Sociedades inclusivas y extractivas

ZV/22 de August de 2020/12:43 a.m.

Por: Héctor A. Martínez
(Sociólogo)

Daron Acemoglu y James A. Robinson escribieron el libro “Por qué fracasan los países” para explicar los orígenes de la prosperidad y la pobreza, y su relación con las políticas del Estado. El análisis es extraordinario, y como toda investigación académica norteamericana, la obra es ubérrima en detalles, estadísticas y factores posibles que explican el atraso y la riqueza cuando existen instituciones que las promueven, ya sea desde el punto de vista extractivo -como en el caso nuestro-, o de carácter inclusivo cuando estimulan la libre iniciativa y ponen frenos a los compadrazgos entre el Estado y los pequeños grupos de poder.

Como bien dicen Acemoglu y Robinson, el fracaso de los países pobres se debe, en mayor medida, a que cuentan con instituciones extractivas, es decir, que están diseñadas para extraer la riqueza de las mayorías para beneficiar a una minoría privilegiada; mientras las inclusivas, por el contrario, estimulan la generación de la riqueza, redistribuyendo el ingreso para fortalecer la seguridad ciudadana, a la vez que generan el ambiente para lograr la participación democrática de todos los sectores.

En buena parte del libro, pareciese que Acemoglu y Robinson hablan exclusivamente de Honduras y de su atraso institucional, sobre todo cuando comparan la evolución histórica de otros países con características muy similares a las nuestras. Aunque siempre es bueno recordar que cada nación tiene su particular recorrido histórico que lo sitúa en un determinado “ranking” -como dicen los taxonomistas del desarrollo-, existen ciertos distintivos “marca país” tan criollos como nuestras baleadas. La más simbólica: la corrupción estatal y las distorsiones que generan los mercados protegidos para grupos privilegiados. La corrupción desmoraliza a los ciudadanos quienes, al final de cuentas, dejan de creer en la efectividad de sus instituciones, mientras que los mercados cautivos terminan descorazonando a los emprendedores que han confiado en las leyes para competir en buena lid, pero que al final, se encuentran con una realidad muy diferente a los enunciados que dicta el Estado.

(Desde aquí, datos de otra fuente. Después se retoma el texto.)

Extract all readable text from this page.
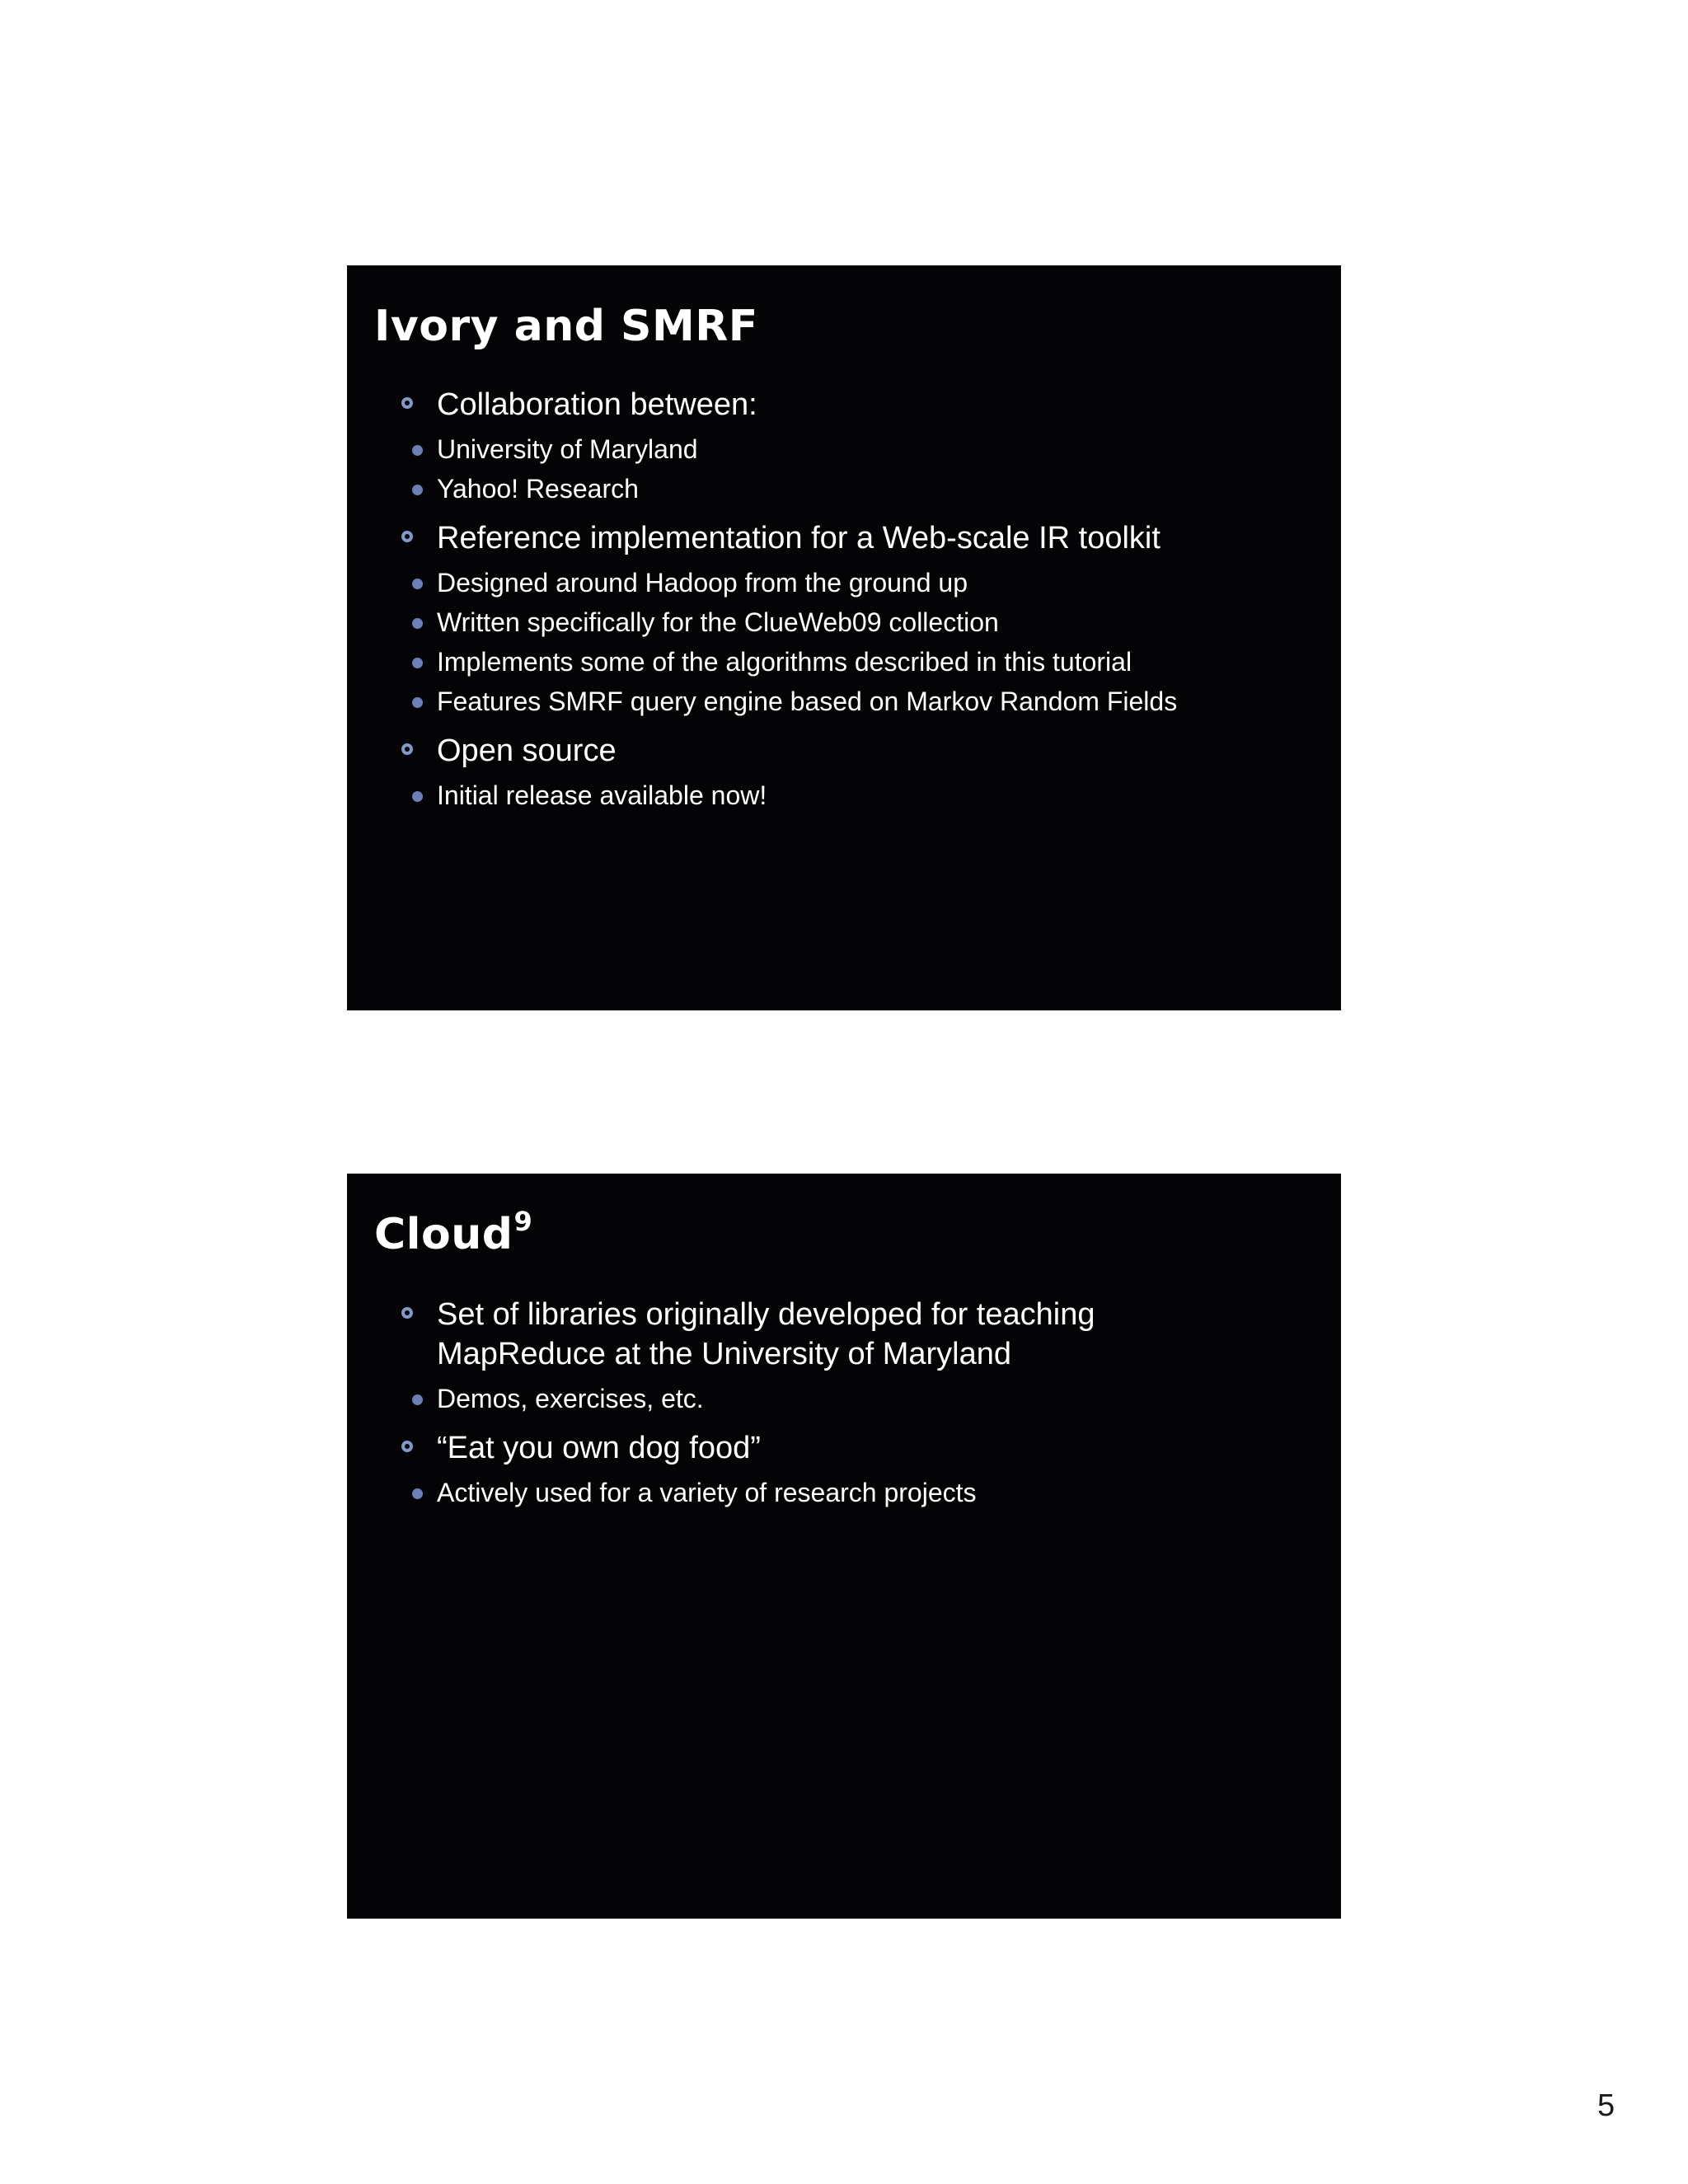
Ivory and SMRF
Collaboration between:
University of Maryland
Yahoo! Research
Reference implementation for a Web-scale IR toolkit
Designed around Hadoop from the ground up
Written specifically for the ClueWeb09 collection
Implements some of the algorithms described in this tutorial
Features SMRF query engine based on Markov Random Fields
Open source
Initial release available now!
Cloud$^9$
Set of libraries originally developed for teaching MapReduce at the University of Maryland
Demos, exercises, etc.
“Eat you own dog food”
Actively used for a variety of research projects
5
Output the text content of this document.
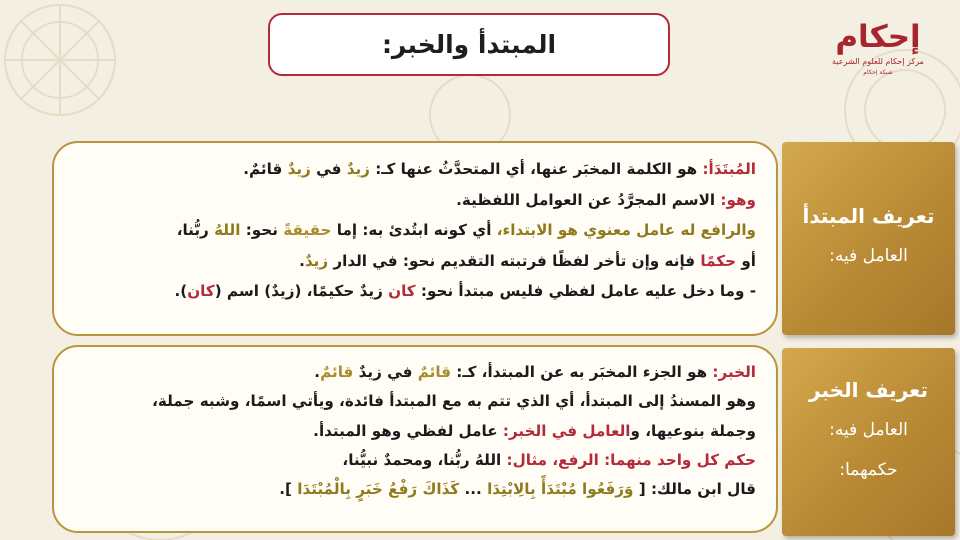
المبتدأ والخبر:	إحكام
مركز إحكام للعلوم الشرعية
شبكة إحكام
المُبتَدَأ: هو الكلمة المخبَر عنها، أي المتحدَّثُ عنها كـ: زيدٌ في زيدٌ قائمٌ.
وهو: الاسم المجرَّدُ عن العوامل اللفظية.
والرافع له عامل معنوي هو الابتداء، أي كونه ابتُدئ به: إما حقيقةً نحو: اللهُ ربُّنا،
أو حكمًا فإنه وإن تأخر لفظًا فرتبته التقديم نحو: في الدار زيدٌ.
- وما دخل عليه عامل لفظي فليس مبتدأ نحو: كان زيدٌ حكيمًا، (زيدٌ) اسم (كان).
الخبر: هو الجزء المخبَر به عن المبتدأ، كـ: قائمٌ في زيدٌ قائمٌ.
وهو المسندُ إلى المبتدأ، أي الذي تتم به مع المبتدأ فائدة، ويأتي اسمًا، وشبه جملة،
وجملة بنوعيها، والعامل في الخبر: عامل لفظي وهو المبتدأ.
حكم كل واحد منهما: الرفع، مثال: اللهُ ربُّنا، ومحمدٌ نبيُّنا،
قال ابن مالك: [ وَرَفَعُوا مُبْتَدَأً بِالِابْتِدَا ... كَذَاكَ رَفْعُ خَبَرٍ بِالْمُبْتَدَا ].
تعريف المبتدأ
العامل فيه:
تعريف الخبر
العامل فيه:
حكمهما:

El problema es el mismo de siempre: el desarrollo sigue siendo un lugar ignoto situado a años-luz de distancia, y que, al parecer, jamás llegaremos. Hasta nos hemos conformado con la fatalidad de esa perversa idea. Pero la perpetuidad de ese fatalismo es un producto ideológico. Así lo reafirman los organismos mundiales cuando nos dicen que somos una nación “en vías de desarrollo” y que debemos esperar. Pero son ánimos de esperanza eterna, nada más. Creo que hasta hemos perdido el interés por llegar a ser una nación próspera y una sociedad con recursos disponibles para las mayorías. No me refiero a las regalías que acostumbran los gobiernos populistas, sino a las leyes efectivas que siembran la confianza para que los individuos se sientan con la libertad de hacer realidad sus ideales, sin las acostumbradas trabas impuestas por el sistema político y económico.

Y una buena manera de cambiar, no solamente la percepción de la ciudadanía, sino también su calidad de vida es que las élites que históricamente han gozado de los privilegios estatales comiencen a gestar las trasformaciones políticas y económicas necesarias, porque están obligadas a hacerlo. Porque, política y economía no pueden ir desligadas ni entre ellas ni con la verdadera realidad social del país. No es con préstamos que vamos a salir de la pobreza ni con las tradicionales medidas inflacionarias.

Mientras la realidad exige respuestas rápidas, sobre todo en este momento, la ciudadanía organizada -no la que se enfila con los privilegios estatales-, debe presionar para que nos convirtamos en eso que bien dicen Acemoglu y Robinson -y hasta los marxistas, con buen tino-, en una sociedad inclusiva que genera prosperidad para todos.